Abstract: One of the most important aspects of mathematical modeling is the ability to examine counterfactual circumstances. Social science and public policy are fields where counterfactual analysis can be especially important. In this presentation, we focus on one particular social and policy challenge: the so-called crisis of reproducibility. We aim to show that mathematical simulation modeling can provide insights into interventions proposed to improve reproducibility in life and social science research.

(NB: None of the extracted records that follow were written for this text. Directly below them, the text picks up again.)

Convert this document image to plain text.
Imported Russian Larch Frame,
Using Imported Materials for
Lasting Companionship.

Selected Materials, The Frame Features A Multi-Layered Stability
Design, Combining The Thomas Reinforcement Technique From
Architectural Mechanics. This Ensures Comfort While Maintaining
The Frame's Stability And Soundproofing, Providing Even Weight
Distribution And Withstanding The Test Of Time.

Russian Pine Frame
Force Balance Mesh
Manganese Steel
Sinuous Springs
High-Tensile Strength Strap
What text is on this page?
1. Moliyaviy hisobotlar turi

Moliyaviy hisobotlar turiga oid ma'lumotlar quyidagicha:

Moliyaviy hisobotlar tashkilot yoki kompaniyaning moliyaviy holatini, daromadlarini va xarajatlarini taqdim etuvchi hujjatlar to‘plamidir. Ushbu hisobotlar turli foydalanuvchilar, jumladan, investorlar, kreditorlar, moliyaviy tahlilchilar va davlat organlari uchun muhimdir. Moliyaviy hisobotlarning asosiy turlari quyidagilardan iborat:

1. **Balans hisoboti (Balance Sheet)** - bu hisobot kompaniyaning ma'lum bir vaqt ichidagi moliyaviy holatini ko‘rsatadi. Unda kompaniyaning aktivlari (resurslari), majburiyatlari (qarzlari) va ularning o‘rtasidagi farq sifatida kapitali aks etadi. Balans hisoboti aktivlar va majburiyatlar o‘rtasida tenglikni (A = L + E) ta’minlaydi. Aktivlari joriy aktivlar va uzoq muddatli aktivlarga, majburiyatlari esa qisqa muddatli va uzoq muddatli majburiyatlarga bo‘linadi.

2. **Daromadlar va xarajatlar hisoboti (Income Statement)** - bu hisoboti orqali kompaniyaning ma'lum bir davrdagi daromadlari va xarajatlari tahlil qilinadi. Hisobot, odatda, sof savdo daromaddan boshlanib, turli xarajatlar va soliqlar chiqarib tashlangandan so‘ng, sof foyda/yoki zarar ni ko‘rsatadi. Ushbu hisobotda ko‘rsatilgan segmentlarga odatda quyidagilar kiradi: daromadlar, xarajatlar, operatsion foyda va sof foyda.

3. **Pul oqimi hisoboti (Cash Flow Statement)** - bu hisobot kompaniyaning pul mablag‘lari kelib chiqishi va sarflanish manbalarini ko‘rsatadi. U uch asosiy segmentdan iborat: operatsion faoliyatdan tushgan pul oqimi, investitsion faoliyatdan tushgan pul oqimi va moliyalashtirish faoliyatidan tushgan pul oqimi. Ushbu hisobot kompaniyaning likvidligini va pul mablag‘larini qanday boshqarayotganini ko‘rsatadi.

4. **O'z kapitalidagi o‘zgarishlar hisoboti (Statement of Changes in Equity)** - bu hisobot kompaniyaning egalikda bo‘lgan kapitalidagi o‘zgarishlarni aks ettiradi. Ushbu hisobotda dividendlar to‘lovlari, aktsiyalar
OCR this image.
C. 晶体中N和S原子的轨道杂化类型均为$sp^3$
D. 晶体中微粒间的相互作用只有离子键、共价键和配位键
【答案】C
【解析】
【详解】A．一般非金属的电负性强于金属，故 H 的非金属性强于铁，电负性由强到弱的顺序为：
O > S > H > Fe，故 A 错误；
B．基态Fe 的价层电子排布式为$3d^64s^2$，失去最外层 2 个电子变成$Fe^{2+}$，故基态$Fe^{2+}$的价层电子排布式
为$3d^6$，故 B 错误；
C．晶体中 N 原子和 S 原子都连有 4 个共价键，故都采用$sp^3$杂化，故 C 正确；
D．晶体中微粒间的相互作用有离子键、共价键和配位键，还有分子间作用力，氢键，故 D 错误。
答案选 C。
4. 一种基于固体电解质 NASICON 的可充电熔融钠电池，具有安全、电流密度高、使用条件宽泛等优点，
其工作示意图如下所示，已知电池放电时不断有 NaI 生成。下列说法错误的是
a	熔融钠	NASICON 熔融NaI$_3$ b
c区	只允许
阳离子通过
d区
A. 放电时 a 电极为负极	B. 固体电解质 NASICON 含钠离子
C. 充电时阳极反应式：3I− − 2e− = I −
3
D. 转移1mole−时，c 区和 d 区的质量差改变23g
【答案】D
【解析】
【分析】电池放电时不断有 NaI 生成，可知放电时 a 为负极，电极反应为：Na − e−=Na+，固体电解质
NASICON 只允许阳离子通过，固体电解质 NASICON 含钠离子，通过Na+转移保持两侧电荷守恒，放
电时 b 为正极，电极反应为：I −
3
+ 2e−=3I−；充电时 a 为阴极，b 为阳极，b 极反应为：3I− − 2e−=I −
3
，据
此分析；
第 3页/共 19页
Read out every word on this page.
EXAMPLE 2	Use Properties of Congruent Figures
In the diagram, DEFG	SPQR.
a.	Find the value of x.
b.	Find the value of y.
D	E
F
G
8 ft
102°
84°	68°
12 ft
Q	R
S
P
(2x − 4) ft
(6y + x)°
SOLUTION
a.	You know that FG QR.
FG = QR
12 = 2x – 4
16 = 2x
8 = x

Experimental design and statistical data analysis are thought to be major contributors to reproducibility problems, particularly practices such as P-hacking to produce results below this threshold, selective reporting of positive studies, and designing studies with too few subjects. A number of interventions have been proposed, ranging from insisting on culture change to registered reporting to reducing the threshold of significance. In this talk, we use an evolutionary agent-based model comprised of researchers who test hypotheses and strive to increase their publication rates. Properties like effort, effect size, number of hypotheses tested, and registered reporting varied across researchers, with evolution driven by total publication value. We see that reducing the signficance threshold does not necessarily reduce P-hacking but that it may improve the false positive rate in the literature. Likewise, registered reporting shows promise in reducing false positives but may require changes in the academic incentive system for widespread adoption.
Dr. Hayden Schaeffer is the Director of Applied Mathematics and a Professor of Mathematics at the University of California, Los Angeles. His research is in mathematical and scientific machine learning, differential equations, randomization, and modeling. He has received an NSF CAREER award and an AFOSR Young Investigator Award. Previously, he was an NSF Mathematical Sciences Postdoctoral Research Fellow, a von Karman Instructor at Caltech, a UC President’s Postdoctoral Fellow at UC Irvine, an NDSEG Fellow, and a Collegium of University Teaching Fellow at UCLA.